Melero I., Duarte M., Ruiz J., Sangro B., Galofré J., Mazzolini G., Bustos M., Qian C., Prieto J.
Departamento de Medicina Interna, Facultad de Medicina, Universidad de Navarra, C/Irunlarrea, 1, 31008 Pamplona, Spain


Stimulation of the antitumor immune response by dendritic cells (DC) is critically dependent on their tightly regulated ability to produce interleukin-12 (IL-12).
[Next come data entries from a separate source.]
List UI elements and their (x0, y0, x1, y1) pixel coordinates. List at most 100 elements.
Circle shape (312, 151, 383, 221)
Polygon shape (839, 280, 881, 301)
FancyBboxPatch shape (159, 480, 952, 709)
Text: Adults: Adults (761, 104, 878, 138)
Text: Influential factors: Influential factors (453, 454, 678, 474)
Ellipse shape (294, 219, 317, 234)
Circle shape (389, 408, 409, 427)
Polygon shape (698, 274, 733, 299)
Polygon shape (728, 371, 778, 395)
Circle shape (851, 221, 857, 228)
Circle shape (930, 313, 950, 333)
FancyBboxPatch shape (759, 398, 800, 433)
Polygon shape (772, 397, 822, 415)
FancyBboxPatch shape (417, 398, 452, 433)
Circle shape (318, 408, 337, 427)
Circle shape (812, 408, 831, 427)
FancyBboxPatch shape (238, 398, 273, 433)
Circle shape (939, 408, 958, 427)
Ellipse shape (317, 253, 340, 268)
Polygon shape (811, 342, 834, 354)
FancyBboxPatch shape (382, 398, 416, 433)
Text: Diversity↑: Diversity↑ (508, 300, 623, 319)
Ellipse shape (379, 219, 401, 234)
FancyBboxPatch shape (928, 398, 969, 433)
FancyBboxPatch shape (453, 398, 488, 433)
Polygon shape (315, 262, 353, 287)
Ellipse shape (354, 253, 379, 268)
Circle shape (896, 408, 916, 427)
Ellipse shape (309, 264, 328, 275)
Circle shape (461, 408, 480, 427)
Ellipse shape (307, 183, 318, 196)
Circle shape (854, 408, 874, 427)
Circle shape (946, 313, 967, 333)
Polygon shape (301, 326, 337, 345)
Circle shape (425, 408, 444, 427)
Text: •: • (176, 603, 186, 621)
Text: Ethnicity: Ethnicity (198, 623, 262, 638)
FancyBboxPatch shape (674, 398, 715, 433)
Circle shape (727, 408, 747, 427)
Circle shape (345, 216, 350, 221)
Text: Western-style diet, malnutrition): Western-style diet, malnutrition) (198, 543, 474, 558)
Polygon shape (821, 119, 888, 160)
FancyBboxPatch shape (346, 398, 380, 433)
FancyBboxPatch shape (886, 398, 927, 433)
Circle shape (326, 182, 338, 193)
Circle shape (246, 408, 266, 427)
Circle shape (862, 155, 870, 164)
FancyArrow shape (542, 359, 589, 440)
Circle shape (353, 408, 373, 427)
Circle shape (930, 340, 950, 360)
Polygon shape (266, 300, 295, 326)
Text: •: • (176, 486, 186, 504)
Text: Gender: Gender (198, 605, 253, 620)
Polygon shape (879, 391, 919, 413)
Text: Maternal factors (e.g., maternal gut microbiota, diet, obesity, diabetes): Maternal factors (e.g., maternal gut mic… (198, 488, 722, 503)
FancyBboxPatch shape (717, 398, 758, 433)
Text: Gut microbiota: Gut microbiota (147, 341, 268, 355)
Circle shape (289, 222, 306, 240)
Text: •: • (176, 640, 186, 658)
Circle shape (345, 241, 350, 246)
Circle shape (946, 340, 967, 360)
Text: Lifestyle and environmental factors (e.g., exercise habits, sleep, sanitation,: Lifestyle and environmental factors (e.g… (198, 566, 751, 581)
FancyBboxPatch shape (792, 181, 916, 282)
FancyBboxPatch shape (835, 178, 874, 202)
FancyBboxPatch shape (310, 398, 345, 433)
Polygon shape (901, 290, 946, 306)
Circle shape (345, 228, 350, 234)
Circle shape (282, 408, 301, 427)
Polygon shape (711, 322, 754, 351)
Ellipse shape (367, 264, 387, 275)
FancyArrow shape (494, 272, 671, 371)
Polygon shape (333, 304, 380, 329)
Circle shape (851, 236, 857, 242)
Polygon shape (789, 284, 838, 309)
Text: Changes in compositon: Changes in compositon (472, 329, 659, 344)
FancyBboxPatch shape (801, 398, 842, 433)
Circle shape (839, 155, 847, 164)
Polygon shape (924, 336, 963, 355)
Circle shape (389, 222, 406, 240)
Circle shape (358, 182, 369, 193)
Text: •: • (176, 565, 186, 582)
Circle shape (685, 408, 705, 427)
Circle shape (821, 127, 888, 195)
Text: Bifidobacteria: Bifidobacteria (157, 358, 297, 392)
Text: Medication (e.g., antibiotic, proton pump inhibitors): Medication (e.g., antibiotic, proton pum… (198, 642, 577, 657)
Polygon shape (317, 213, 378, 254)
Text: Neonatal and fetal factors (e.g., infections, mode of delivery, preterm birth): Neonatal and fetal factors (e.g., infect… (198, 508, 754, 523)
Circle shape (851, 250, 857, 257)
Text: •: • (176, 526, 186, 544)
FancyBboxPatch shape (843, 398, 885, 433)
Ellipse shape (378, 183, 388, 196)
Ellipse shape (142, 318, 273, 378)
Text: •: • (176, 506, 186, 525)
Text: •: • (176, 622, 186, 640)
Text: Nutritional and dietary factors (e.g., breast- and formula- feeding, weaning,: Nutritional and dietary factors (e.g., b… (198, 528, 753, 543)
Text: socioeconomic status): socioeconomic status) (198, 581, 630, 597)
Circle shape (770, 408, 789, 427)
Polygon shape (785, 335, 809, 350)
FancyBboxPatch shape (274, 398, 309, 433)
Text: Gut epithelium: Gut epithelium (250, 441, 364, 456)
To enhance this effect artificially, bone marrow (BM)-derived DC were genetically engineered to produce high levels of functional IL-12 by ex vivo infection with a recombinant defective adenovirus (AdCMVIL-12). DC-expressing IL-12 injected into the malignant tissue eradicated 50-100% well established malignant nodules derived from the injection of two murine colon adenocarcinoma cell lines. Successful therapy was dependent on IL-12 transfection and was mediated only by syngeneic, but not allogeneic BM-derived DC, indicating that compatible antigen-presenting molecules were required. The antitumor effect was inhibited by in vivo depletion of CD8+ T cells and completely abrogated by simultaneous depletion with anti-CD4 and anti-CD8 mAbs. Mice which had undergone tumor regression remained immune to a rechallenge with tumor cells, showing the achievement of long-lasting systemic immunity that also was able to reject simultaneously induced concomitant untreated tumors. Tumor regression was associated with a detectable CTL response directed against tumor-specific antigens probably captured by DC artificially released inside tumor nodules.

Our results open the possibility of similarly treating the corresponding human malignancies.